Liebe Leserinnen und Leser,

ohne Wasser kein Leben – aber zu viel kann ebenso tödlich sein: ausfallende Ernten, zerstörte Siedlungen, Seuchen, die um sich greifen. Es sind die Bilder vom ausgetrockneten Po in Italien, vom Ahrtal 2021, von Pakistan im vergangenen Sommer, die zeigen: Der globale Wasserhaushalt ist durcheinandergeraten. Wie konnte das passieren?

Zunächst hat sich der Wasserverbrauch global von 1910 bis 2010 versiebenfacht. Mit einer Weltbevölkerung von über acht Milliarden Menschen kratzt der Verbrauch laut Experten heute bereits an den „planetaren Grenzen“.

Dann die Klimakrise, die durch Extremereignisse die Lage verschärft: Mehr Starkregen führt zu Überflutungen – vor allem dann, wenn der Boden aufgrund einer Dürre gar nicht so viel Wasser aufnehmen kann. Oder: Milde Winter verlängern die Phase, in denen Pflanzen Wasser brauchen.

Und nicht zuletzt spielen große Infrastrukturprojekte des 20. Jahrhunderts eine Rolle in der Misere: große Staudämme, tiefe Brunnen oder große Entsalzungsanlagen.

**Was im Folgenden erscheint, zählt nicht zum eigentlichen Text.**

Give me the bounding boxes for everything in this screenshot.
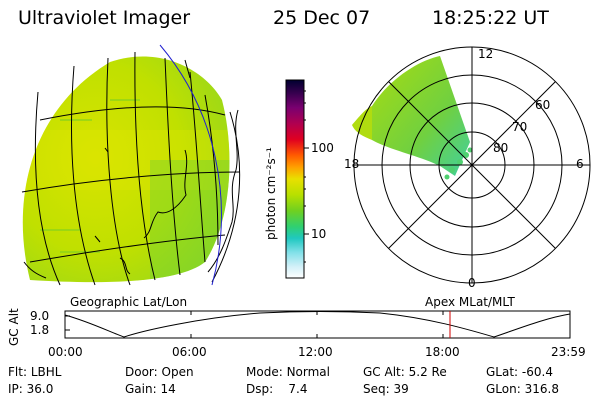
mlt-label-18: 18 <box>344 157 360 171</box>
mlat-label-60: 60 <box>535 98 551 112</box>
timeline-ylabel: GC Alt <box>7 308 21 346</box>
timeline-ytick-1-8: 1.8 <box>30 323 50 337</box>
status-flt: Flt: LBHL <box>8 365 62 379</box>
mlat-label-80: 80 <box>493 141 509 155</box>
observation-date: 25 Dec 07 <box>273 7 371 29</box>
mlt-label-0: 0 <box>468 276 476 290</box>
timeline-xtick-0000: 00:00 <box>48 345 83 359</box>
mlat-label-70: 70 <box>512 120 528 134</box>
colorbar <box>285 79 309 279</box>
geographic-image <box>21 44 241 286</box>
timeline-xtick-0600: 06:00 <box>172 345 207 359</box>
timeline-xtick-2359: 23:59 <box>551 345 586 359</box>
status-mode: Mode: Normal <box>246 365 330 379</box>
polar-panel-label: Apex MLat/MLT <box>425 295 515 309</box>
colorbar-tick-100: 100 <box>311 141 334 155</box>
status-dsp: Dsp: 7.4 <box>246 382 308 396</box>
observation-time: 18:25:22 UT <box>432 7 549 29</box>
status-door: Door: Open <box>125 365 194 379</box>
timeline-xtick-1800: 18:00 <box>425 345 460 359</box>
status-ip: IP: 36.0 <box>8 382 54 396</box>
instrument-title: Ultraviolet Imager <box>18 7 191 29</box>
colorbar-tick-10: 10 <box>311 227 327 241</box>
timeline-ytick-9: 9.0 <box>30 309 50 323</box>
status-glat: GLat: -60.4 <box>486 365 553 379</box>
colorbar-unit-label: photon cm⁻²s⁻¹ <box>264 147 278 240</box>
geo-panel-label: Geographic Lat/Lon <box>70 295 188 309</box>
altitude-timeline <box>64 310 571 339</box>
status-glon: GLon: 316.8 <box>486 382 559 396</box>
status-gain: Gain: 14 <box>125 382 176 396</box>
polar-plot <box>352 46 591 284</box>
mlt-label-6: 6 <box>576 157 584 171</box>
mlt-label-12: 12 <box>478 47 494 61</box>
status-gc-alt: GC Alt: 5.2 Re <box>363 365 447 379</box>
status-seq: Seq: 39 <box>363 382 409 396</box>
timeline-xtick-1200: 12:00 <box>298 345 333 359</box>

Sie versorgen zwar viele Menschen mit Trinkwasser, allerdings wurde dabei wenig auf so wichtige Dinge wie den Grundwasserspiegel geachtet – was sich jetzt rächt.

Wie aber umgehen mit den Herausforderungen, die sich daraus ergeben?

In der Landwirtschaft arbeiten Start-ups daran, mit Sensoren auf den Feldern ein intelligentes Wassermanagement zu entwickeln (Seite 48). Forscherteams nutzen Algorithmen des maschinellen Lernens, um Überschwemmung etwa in Ballungsgebieten vorherzusagen (Seite 58). Und wenn Flüsse wie der Rhein weniger Wasser führen, dann müssen Schiffe anders gebaut werden (Seite 42).

Aber was tun, wenn speziell eine Region von Wassermangel betroffen ist? Hier gilt die Devise: weniger verbrauchen und schlicht nichts verschwenden. Was das bereits heute für Konsequenzen hat, beschreiben wir ausführlich in einer Reportage über Berlin und Brandenburg (Seite 26).

Wie viele Dimensionen die Wasserfrage hat, zeigt sich an Wasserkraftwerken (Seite 54): Wasser kann als Energielieferant den CO2-Ausstoß reduzieren. Gleichzeitig ist es wichtiger Lebensraum und Biodiversitätsfaktor – aber nur, solange genügend sauberes Wasser fließt.

Beim Wasser laufen sämtliche drängende Probleme unserer Gesellschaften zusammen: Energie, Klimaauswirkungen, Biodiversität. Zeit, sich damit zu beschäftigen.